Thursday, March 13, 2014

Bonding with my Caps

Goat lovin'
While Mistress Winter still has her long nails sunk, unrelenting, into our hopeful spring-loving hearts, my goats are on schedule with their deliveries and are proving to be the hardy, dependable creatures with which I've placed my faith.

My best girl was due today, but her behavior and physical changes indicated an early kidding.  In goat speak, she bagged-up Tuesday afternoon.  Last season, she delivered in the early hours of morning, alone, as a first-freshener with a huge buckling.  Spring was good to us last March and while her unattended birth was an accident, there was no threat of freezing to death for her kid.  This year's subzero March temperature has already presented new challenges to our predetermined kidding schedule.

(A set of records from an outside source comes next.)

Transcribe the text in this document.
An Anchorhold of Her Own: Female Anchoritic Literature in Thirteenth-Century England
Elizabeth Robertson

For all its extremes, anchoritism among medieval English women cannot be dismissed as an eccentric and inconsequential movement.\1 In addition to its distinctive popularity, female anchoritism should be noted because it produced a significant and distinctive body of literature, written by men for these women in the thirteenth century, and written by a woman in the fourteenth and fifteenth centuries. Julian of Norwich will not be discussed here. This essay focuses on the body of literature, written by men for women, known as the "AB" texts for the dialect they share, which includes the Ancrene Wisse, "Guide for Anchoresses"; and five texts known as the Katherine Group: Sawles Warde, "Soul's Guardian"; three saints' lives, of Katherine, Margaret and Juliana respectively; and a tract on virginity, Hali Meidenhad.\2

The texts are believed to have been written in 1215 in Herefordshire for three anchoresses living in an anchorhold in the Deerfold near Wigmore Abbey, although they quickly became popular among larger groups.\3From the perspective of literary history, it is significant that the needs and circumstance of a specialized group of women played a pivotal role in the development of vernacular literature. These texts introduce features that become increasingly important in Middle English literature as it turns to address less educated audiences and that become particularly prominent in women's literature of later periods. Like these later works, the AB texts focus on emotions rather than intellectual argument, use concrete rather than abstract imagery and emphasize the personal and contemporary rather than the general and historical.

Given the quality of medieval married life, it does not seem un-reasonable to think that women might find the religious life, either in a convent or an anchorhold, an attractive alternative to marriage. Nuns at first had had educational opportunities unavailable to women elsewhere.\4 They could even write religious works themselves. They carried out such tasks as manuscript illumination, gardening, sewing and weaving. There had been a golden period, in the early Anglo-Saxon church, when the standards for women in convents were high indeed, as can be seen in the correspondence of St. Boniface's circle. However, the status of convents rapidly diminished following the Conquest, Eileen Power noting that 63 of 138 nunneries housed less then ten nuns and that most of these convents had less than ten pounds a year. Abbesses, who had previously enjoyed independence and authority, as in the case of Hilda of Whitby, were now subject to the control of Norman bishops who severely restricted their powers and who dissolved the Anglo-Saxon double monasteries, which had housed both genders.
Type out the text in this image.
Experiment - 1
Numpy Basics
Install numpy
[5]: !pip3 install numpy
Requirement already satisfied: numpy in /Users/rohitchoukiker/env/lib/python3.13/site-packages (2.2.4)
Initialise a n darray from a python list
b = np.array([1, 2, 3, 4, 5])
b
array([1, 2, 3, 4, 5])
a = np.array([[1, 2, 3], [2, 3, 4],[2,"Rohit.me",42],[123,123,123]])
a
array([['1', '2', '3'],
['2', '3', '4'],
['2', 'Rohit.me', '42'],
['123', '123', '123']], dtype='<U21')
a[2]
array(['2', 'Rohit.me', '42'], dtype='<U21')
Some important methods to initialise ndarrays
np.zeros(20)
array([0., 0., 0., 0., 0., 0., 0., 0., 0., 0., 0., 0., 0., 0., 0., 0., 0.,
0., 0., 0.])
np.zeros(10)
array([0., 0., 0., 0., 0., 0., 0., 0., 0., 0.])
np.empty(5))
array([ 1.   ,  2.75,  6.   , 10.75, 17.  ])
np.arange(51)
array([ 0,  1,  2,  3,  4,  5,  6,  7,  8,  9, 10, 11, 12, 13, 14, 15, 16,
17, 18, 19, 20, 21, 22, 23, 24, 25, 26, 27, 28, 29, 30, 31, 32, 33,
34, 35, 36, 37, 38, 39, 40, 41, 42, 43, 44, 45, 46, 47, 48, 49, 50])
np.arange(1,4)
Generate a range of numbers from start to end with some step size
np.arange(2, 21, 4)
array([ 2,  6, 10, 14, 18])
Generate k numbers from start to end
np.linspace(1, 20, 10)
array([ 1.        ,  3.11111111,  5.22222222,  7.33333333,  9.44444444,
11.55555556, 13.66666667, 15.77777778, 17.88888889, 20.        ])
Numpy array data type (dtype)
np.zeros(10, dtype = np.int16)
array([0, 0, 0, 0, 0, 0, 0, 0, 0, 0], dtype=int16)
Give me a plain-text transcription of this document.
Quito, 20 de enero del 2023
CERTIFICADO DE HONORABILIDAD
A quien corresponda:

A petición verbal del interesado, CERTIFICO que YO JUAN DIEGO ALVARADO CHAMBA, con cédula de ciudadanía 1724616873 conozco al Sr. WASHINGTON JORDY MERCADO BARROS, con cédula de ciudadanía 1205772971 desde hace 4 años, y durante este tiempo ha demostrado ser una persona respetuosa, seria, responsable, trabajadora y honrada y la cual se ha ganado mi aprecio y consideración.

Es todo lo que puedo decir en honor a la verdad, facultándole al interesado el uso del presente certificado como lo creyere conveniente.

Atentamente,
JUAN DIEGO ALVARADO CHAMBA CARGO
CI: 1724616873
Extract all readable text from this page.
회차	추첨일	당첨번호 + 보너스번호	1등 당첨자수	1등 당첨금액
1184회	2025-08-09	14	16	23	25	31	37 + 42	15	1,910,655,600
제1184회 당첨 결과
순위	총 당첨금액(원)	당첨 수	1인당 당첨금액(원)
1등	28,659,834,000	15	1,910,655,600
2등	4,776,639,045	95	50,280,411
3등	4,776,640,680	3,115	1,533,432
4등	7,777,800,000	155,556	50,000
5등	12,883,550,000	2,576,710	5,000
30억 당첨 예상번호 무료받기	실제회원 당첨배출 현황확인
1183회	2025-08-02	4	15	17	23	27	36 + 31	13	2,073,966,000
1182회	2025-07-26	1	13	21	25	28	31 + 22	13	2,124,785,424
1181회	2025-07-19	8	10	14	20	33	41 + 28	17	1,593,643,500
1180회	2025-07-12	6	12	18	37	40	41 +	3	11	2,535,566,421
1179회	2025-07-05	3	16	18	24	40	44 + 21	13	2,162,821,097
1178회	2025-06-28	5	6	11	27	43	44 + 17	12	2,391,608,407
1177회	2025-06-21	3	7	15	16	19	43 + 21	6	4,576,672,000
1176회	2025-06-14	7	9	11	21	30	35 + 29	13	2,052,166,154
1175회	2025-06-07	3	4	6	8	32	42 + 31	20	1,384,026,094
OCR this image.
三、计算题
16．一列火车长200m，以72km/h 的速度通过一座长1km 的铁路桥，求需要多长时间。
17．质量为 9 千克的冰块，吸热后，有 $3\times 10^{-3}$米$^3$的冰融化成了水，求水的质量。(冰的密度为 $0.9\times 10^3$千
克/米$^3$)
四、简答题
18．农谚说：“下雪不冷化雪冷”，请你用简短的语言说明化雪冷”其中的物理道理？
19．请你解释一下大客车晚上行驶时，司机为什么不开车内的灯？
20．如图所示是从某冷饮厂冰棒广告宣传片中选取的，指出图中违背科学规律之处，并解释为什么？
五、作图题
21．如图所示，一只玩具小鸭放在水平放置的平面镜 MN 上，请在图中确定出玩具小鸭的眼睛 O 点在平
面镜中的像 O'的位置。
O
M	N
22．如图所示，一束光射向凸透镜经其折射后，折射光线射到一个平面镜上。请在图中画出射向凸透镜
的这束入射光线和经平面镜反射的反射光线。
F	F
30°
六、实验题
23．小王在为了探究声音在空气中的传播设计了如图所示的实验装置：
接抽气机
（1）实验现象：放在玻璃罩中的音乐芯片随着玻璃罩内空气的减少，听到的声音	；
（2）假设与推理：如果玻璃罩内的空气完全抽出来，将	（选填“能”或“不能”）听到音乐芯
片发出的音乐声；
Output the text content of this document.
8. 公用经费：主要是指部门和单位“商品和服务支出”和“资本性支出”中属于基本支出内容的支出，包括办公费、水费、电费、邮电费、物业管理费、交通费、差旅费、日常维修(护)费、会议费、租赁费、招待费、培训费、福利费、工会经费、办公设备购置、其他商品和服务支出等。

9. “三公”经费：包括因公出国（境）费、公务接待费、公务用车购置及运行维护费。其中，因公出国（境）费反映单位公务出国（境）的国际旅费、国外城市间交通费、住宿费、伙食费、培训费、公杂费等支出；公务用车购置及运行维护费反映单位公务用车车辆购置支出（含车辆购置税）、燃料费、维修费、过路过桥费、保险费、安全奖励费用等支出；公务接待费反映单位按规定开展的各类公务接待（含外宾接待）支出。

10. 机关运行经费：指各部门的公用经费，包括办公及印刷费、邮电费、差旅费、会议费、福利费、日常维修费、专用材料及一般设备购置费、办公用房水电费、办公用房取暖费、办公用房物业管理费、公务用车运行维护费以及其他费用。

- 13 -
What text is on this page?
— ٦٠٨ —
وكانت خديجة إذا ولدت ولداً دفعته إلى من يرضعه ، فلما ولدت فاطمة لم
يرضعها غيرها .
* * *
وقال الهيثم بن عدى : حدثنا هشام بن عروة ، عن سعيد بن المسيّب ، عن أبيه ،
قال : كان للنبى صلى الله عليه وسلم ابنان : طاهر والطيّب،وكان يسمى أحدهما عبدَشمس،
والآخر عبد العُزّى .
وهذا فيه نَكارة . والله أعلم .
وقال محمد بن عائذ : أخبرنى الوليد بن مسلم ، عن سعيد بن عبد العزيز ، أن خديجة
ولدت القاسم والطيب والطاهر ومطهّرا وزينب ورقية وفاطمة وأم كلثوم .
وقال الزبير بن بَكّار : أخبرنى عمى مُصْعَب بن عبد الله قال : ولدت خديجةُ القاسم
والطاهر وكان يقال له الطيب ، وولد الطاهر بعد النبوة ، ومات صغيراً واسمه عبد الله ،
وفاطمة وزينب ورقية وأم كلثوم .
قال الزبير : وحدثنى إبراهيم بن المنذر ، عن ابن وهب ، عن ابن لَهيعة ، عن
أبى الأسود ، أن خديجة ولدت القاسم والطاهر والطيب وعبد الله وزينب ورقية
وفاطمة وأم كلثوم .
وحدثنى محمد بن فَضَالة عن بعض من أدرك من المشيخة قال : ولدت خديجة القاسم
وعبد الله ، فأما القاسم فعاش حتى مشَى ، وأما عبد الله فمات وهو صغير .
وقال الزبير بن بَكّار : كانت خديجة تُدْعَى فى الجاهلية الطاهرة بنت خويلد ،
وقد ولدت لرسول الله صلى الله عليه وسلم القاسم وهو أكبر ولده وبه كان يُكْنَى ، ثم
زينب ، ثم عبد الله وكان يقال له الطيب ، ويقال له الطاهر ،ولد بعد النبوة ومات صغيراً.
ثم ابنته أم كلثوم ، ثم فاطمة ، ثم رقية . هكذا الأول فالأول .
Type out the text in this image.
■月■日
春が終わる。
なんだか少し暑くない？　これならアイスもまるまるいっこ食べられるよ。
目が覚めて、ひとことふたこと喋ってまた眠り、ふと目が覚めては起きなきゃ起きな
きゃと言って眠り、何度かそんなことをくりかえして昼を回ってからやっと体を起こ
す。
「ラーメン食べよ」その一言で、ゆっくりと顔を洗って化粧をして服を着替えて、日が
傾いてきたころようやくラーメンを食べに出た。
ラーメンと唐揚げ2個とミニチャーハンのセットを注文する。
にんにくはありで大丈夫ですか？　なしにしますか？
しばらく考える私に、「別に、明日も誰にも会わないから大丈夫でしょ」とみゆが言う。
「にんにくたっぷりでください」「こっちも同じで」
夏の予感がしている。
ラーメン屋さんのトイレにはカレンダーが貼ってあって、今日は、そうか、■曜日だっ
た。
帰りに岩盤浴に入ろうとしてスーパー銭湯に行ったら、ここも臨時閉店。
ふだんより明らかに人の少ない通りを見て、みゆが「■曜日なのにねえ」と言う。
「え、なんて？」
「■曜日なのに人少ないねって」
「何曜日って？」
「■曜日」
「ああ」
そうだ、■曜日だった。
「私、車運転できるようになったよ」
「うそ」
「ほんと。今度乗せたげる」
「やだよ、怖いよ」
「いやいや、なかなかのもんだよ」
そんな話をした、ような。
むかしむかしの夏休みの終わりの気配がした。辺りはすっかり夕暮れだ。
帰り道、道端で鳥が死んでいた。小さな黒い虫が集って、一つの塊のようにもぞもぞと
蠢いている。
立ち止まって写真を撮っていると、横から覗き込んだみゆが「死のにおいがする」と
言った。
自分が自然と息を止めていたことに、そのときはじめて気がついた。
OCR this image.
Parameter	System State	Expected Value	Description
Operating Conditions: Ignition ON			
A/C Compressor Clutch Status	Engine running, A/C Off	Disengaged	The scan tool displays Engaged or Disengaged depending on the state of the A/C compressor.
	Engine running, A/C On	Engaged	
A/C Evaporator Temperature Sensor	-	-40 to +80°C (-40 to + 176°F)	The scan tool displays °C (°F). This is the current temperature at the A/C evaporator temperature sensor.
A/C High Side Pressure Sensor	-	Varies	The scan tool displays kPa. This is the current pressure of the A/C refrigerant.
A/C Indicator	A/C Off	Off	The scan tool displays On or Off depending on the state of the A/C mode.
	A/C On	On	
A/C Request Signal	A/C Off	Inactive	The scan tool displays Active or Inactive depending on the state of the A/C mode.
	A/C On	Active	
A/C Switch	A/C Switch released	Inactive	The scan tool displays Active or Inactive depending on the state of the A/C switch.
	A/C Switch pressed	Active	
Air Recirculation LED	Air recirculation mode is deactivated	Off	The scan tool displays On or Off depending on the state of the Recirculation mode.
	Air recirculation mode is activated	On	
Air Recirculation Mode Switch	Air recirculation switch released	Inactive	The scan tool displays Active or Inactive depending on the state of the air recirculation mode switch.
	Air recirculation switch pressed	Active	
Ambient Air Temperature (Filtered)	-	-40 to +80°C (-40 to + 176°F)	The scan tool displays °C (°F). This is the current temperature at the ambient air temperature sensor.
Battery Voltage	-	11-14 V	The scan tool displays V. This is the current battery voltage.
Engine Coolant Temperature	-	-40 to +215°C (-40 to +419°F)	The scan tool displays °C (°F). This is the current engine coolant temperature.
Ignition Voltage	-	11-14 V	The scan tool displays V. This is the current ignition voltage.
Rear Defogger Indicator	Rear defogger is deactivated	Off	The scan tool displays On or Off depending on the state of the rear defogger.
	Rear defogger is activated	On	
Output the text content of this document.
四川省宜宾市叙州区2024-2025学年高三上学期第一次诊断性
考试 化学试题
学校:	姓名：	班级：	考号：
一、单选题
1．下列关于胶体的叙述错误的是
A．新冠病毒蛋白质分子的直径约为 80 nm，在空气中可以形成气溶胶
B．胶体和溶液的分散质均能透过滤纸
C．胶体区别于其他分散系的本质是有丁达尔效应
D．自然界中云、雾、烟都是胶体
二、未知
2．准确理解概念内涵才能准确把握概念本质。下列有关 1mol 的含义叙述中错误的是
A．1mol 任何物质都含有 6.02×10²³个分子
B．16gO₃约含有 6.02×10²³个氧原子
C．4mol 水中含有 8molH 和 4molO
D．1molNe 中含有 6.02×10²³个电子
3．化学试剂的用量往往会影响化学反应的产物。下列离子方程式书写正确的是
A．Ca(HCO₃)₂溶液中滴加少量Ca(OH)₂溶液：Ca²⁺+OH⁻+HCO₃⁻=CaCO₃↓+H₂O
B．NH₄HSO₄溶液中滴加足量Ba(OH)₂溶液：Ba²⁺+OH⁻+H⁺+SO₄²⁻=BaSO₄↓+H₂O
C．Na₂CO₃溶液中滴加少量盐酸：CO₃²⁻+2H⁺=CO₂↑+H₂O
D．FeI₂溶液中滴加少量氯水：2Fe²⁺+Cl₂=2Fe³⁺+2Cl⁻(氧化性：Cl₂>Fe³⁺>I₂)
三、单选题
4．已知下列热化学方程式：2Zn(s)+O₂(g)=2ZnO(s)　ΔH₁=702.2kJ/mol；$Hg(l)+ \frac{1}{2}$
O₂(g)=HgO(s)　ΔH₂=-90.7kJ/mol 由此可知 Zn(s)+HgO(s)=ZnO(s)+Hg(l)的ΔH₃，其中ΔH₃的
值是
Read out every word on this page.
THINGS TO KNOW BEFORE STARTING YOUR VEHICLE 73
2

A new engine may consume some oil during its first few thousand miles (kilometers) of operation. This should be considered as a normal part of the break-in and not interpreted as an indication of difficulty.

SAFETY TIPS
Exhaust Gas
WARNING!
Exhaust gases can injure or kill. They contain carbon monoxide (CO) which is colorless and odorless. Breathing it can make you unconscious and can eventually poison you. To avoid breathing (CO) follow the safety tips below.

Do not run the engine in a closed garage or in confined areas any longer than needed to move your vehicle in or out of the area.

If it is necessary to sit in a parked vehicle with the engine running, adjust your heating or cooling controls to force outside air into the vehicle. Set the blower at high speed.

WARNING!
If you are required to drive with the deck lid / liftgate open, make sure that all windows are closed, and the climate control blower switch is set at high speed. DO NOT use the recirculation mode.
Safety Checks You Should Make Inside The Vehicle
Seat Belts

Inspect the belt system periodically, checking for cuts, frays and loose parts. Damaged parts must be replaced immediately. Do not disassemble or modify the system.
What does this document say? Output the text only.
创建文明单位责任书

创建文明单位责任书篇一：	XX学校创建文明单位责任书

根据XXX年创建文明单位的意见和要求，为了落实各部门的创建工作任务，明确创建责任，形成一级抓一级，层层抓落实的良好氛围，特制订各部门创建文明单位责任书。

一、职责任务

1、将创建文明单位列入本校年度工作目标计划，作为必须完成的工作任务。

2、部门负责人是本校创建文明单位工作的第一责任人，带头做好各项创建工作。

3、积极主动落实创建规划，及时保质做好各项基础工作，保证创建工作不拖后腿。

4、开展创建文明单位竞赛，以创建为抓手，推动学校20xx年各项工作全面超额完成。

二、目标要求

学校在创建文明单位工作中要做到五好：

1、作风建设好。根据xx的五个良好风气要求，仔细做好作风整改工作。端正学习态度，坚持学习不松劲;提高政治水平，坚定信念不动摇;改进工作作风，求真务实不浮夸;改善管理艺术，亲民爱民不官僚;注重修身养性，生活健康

We almost lost our first twins to the cold.  It only takes about 15 minutes for a new and very wet creature to perish at 2 degrees Farhenheit.  Birthing attendance in March is required for many reasons, the most fundamental of which is to dry off, warm and feed the new life before it expires.  I spontaneously woke in the middle of the night to check on a first-freshener who was behaving strangely during the daytime.  She wasn't due for almost two days, but that didn't stop her labor.  I arrived just in time to rush her two kids into the house, and revive them with a hairdryer followed immediately by tube-feeding each 1/2 once of their mother's colostrum.  The change that I witnessed within an hour of that effort was truly remarkable.  The experience reinforced my commitment to take responsibility for the kids I'd helped create and be there, at any inconvenience, to make sure they had the very best start to a promising long life.

Mucus plug - Wed afternoon

I've been looking forward to Titanium's offspring since her own birth in 2012.  I made a promise long ago to do my best for her at any time of need and dependence on her human friend.  I began checking her every 2 hours, Tues evening.  Wednesday at 11 am, I was so sure that she would deliver that I left my own mother waiting at the airport until my husband could collect her.  That afternoon, a fierce snowstorm descended upon our new barn and home.  Wednesday evening, after checking all day with a sick feeling that every time would be too late, I decided to sleep in the barn through the predicted 20 inches of 30 mile an hour blowing snow.  I snuggled into the hay under a few extra heat lamps at 9 pm, confident that I would hear her final labor screams since she was only a few feet away.  The wind tore at our new structure like the roof could fail at any moment, which would be the first test of my neophyte carpentry skills.  Snow swirled into the structure through EVERY little crack my inadequacy had left, belligerently, almost invitingly.  The labor stall was covered with a thin layer of snow, so I asked Titanium to join me in an area set aside for her new kids, shivering under the lamps in hushed silence for fear of rousing the week-old kids who vocally demand food at my presence.  She would venture in for a moment to make sure I was awake, nickering in acknowledgment, and then fade out when a contraction sent her into a more spacious area to lay down and gently push.  Her contractions would build and then she purposely stopped them by changing position, snoozing, or having a hay snack.  It was incredibly cold and frustrating to witness this process, but rewarding, none-the-less.  There was purpose with every movement and I was privy to them all.  I coached, encouraged her contractions and petted her face or scratched itchy spots, in the time we waited together.  Just before her final labor, she came up to lick me as this helped her to push.  It reminded me of how a doe's attitude towards a kid (older and not their own) changes in the last stages.  In early labor, they are fearful or even violent towards another doe's offspring, while just before delivery they will bestow an almost-mother's kiss on every kid nearby.  Each doe has a unique way of experiencing labor, that unless witnessed, will remain a mystery to the herdsman.  It was a privilege and a memory to be there, for both of us.
Nearly indistinguishable, brother and sister pair.


Titanium delivered VERY large twin siblings, a blue-eyed buckskin doeling and a blue-eyed buckskin buckling at 3 am Thursday morning.  All are well and I am headed for bed.